Люди сумрака (СИ) - Герцен Кармаль. Страница 13

— Значит, он не хочет меня выпускать, — тихо произнесла я. — Думает, что я одержима Сатаной. Не хочет… чтобы кто-то узнал об этом.

— Может даже думает, что так будет лучше для тебя, — со вздохом сказала Лили-Белла. — Многие люди боятся, что маги — одержимые — могут не совладать со своим даром и причинить вред другим.

— И такое правда бывало?

Лили-Белла кивнула.

— К сожалению, да. Но это не дает право людям винить невиновных. Маги — как псы, уж прости за сравнение. Есть дикие, озлобленные, агрессивные — те самые порченные, о которых постоянно говорят. А есть милые дворняжки…

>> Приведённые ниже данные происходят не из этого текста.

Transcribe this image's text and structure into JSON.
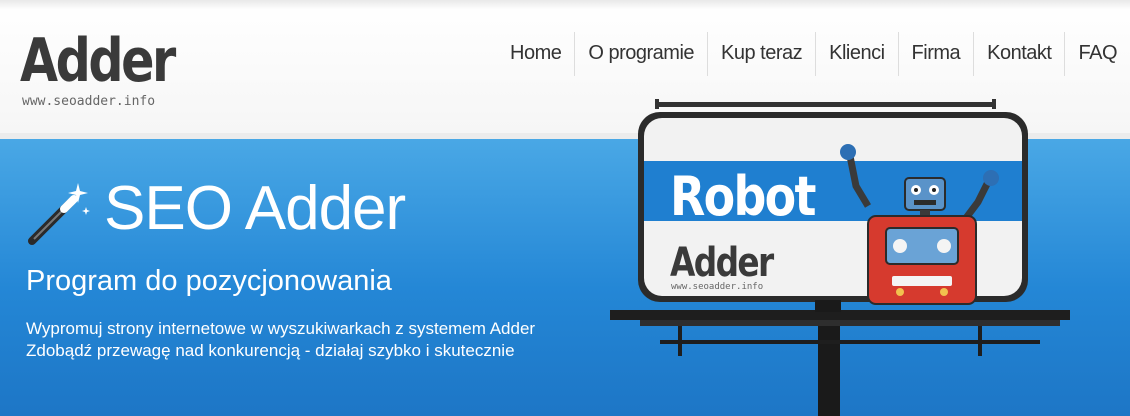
{
  "logo": {
    "main": "Adder",
    "url": "www.seoadder.info"
  },
  "nav": {
    "items": [
      {
        "label": "Home"
      },
      {
        "label": "O programie"
      },
      {
        "label": "Kup teraz"
      },
      {
        "label": "Klienci"
      },
      {
        "label": "Firma"
      },
      {
        "label": "Kontakt"
      },
      {
        "label": "FAQ"
      }
    ]
  },
  "hero": {
    "title": "SEO Adder",
    "subtitle": "Program do pozycjonowania",
    "line1": "Wypromuj strony internetowe w wyszukiwarkach z systemem Adder",
    "line2": "Zdobądź przewagę nad konkurencją - działaj szybko i skutecznie"
  },
  "billboard": {
    "word1": "Robot",
    "word2": "Adder",
    "url": "www.seoadder.info"
  },
  "colors": {
    "banner": "#2487d6",
    "stripe": "#1f7fd0",
    "logo": "#3a3a3a",
    "robot_body": "#d63a2e"
  },
  "icons": [
    "magic-wand-icon",
    "robot-illustration"
  ]
}
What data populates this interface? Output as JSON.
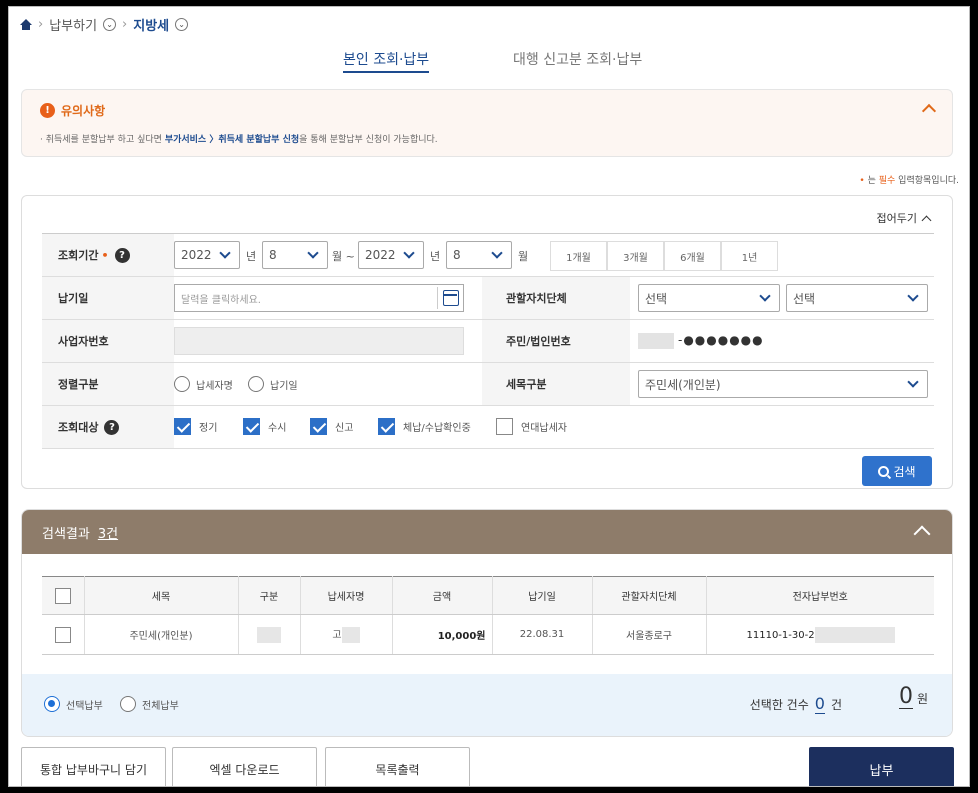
{
  "breadcrumb": {
    "level1": "납부하기",
    "level2": "지방세"
  },
  "tabs": {
    "self": "본인 조회·납부",
    "proxy": "대행 신고분 조회·납부"
  },
  "notice": {
    "title": "유의사항",
    "text_prefix": "· 취득세를 분할납부 하고 싶다면 ",
    "link": "부가서비스 〉취득세 분할납부 신청",
    "text_suffix": "을 통해 분할납부 신청이 가능합니다."
  },
  "required_note": {
    "prefix": " 는 ",
    "red": "필수",
    "suffix": " 입력항목입니다."
  },
  "search": {
    "fold_label": "접어두기",
    "period_label": "조회기간",
    "start_year": "2022",
    "start_month": "8",
    "end_year": "2022",
    "end_month": "8",
    "year_unit": "년",
    "month_unit_tilde": "월 ~",
    "month_unit": "월",
    "periods": [
      "1개월",
      "3개월",
      "6개월",
      "1년"
    ],
    "pay_date_label": "납기일",
    "pay_date_placeholder": "달력을 클릭하세요.",
    "local_gov_label": "관할자치단체",
    "local_gov_sel1": "선택",
    "local_gov_sel2": "선택",
    "biz_no_label": "사업자번호",
    "resident_no_label": "주민/법인번호",
    "resident_no_masked": "-●●●●●●●",
    "sort_label": "정렬구분",
    "sort_options": [
      "납세자명",
      "납기일"
    ],
    "tax_item_label": "세목구분",
    "tax_item_value": "주민세(개인분)",
    "target_label": "조회대상",
    "targets": [
      {
        "label": "정기",
        "checked": true
      },
      {
        "label": "수시",
        "checked": true
      },
      {
        "label": "신고",
        "checked": true
      },
      {
        "label": "체납/수납확인중",
        "checked": true
      },
      {
        "label": "연대납세자",
        "checked": false
      }
    ],
    "search_button": "검색"
  },
  "results": {
    "title": "검색결과",
    "count": "3건",
    "columns": [
      "세목",
      "구분",
      "납세자명",
      "금액",
      "납기일",
      "관할자치단체",
      "전자납부번호"
    ],
    "rows": [
      {
        "tax": "주민세(개인분)",
        "name_prefix": "고",
        "amount": "10,000원",
        "due": "22.08.31",
        "gov": "서울종로구",
        "epay_prefix": "11110-1-30-2"
      }
    ],
    "pay_options": [
      "선택납부",
      "전체납부"
    ],
    "selected_count_label": "선택한 건수",
    "selected_count": "0",
    "count_unit": "건",
    "total": "0",
    "won": "원"
  },
  "actions": {
    "cart": "통합 납부바구니 담기",
    "excel": "엑셀 다운로드",
    "print": "목록출력",
    "pay": "납부"
  }
}
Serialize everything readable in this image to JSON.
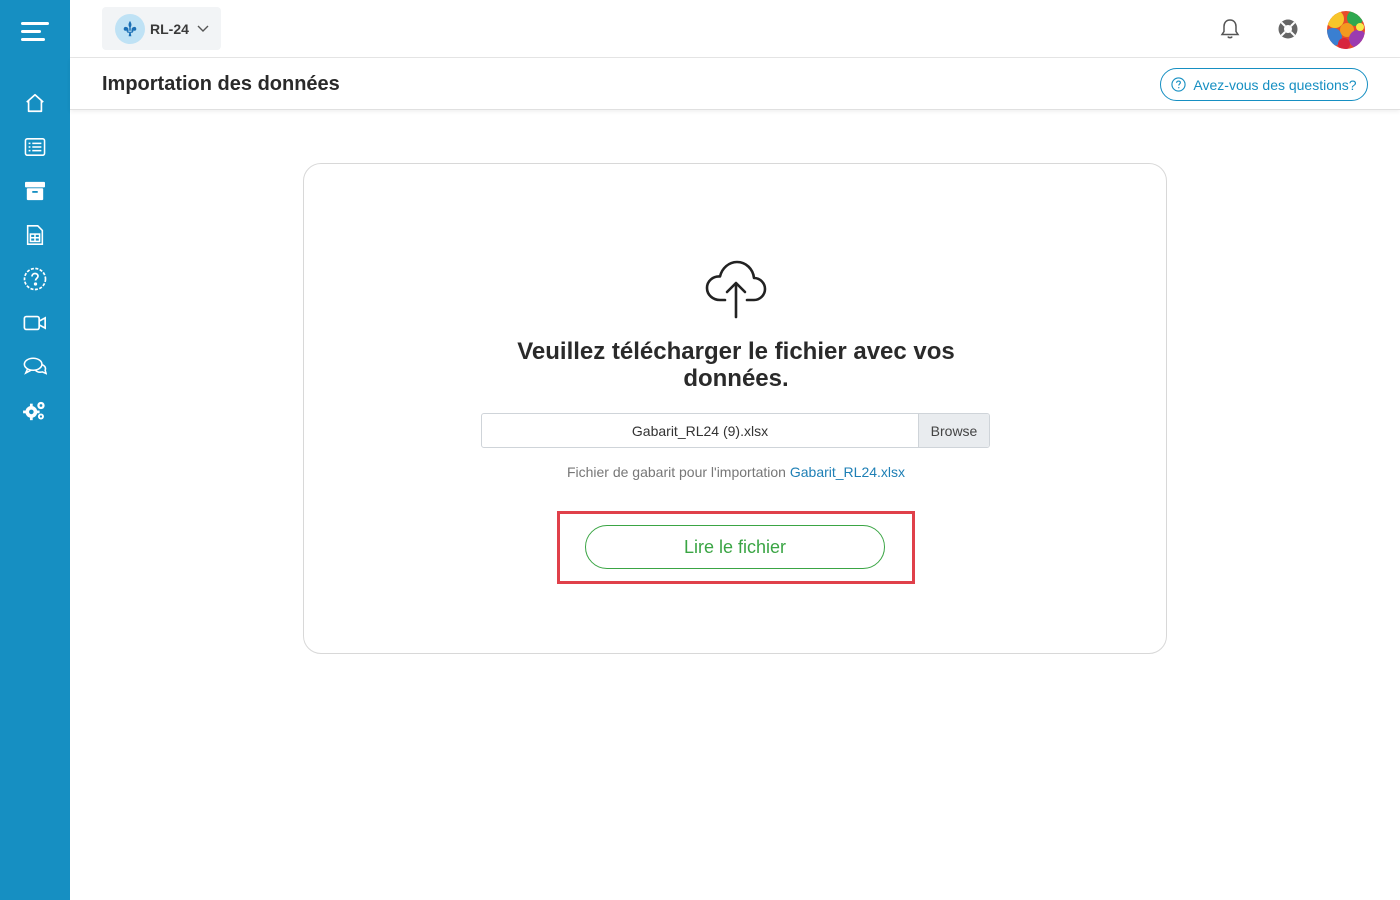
{
  "sidebar": {
    "items": [
      {
        "name": "home-icon"
      },
      {
        "name": "list-icon"
      },
      {
        "name": "archive-icon"
      },
      {
        "name": "spreadsheet-icon"
      },
      {
        "name": "help-circle-icon"
      },
      {
        "name": "video-icon"
      },
      {
        "name": "chat-icon"
      },
      {
        "name": "settings-gears-icon"
      }
    ]
  },
  "header": {
    "project_label": "RL-24"
  },
  "titlebar": {
    "title": "Importation des données",
    "help_label": "Avez-vous des questions?"
  },
  "upload": {
    "heading": "Veuillez télécharger le fichier avec vos données.",
    "file_name": "Gabarit_RL24 (9).xlsx",
    "browse_label": "Browse",
    "template_text": "Fichier de gabarit pour l'importation",
    "template_link": "Gabarit_RL24.xlsx",
    "read_button": "Lire le fichier"
  },
  "colors": {
    "sidebar": "#168fc2",
    "accent_blue": "#168fc2",
    "button_green": "#3aa544",
    "highlight_red": "#e0404a"
  }
}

— Как я? — я улыбнулась сквозь слезы.

— Неет, — протянула Лили-Белла, ласково глядя на меня. — Ты — особенная, в тебе есть порода.

— Глупая, я люблю кошек, — рассмеялась я. — Сравнение с ними нравится мне гораздо больше.

Смех быстро затих, стоило мне подумать: как долго мне еще предстоит пробыть здесь? Лили-Белла не может влиять на мир живых, а значит, не может и рассказать людям обо мне. Папа считает меня чудовищем, хотя и не забывает кормить. По-своему, он заботится обо мне. Но любит ли?

Вряд ли. Боюсь, его любовь ко мне прошла в тот самый миг, когда от нас ушла мама — женщина, которую он любил больше жизни.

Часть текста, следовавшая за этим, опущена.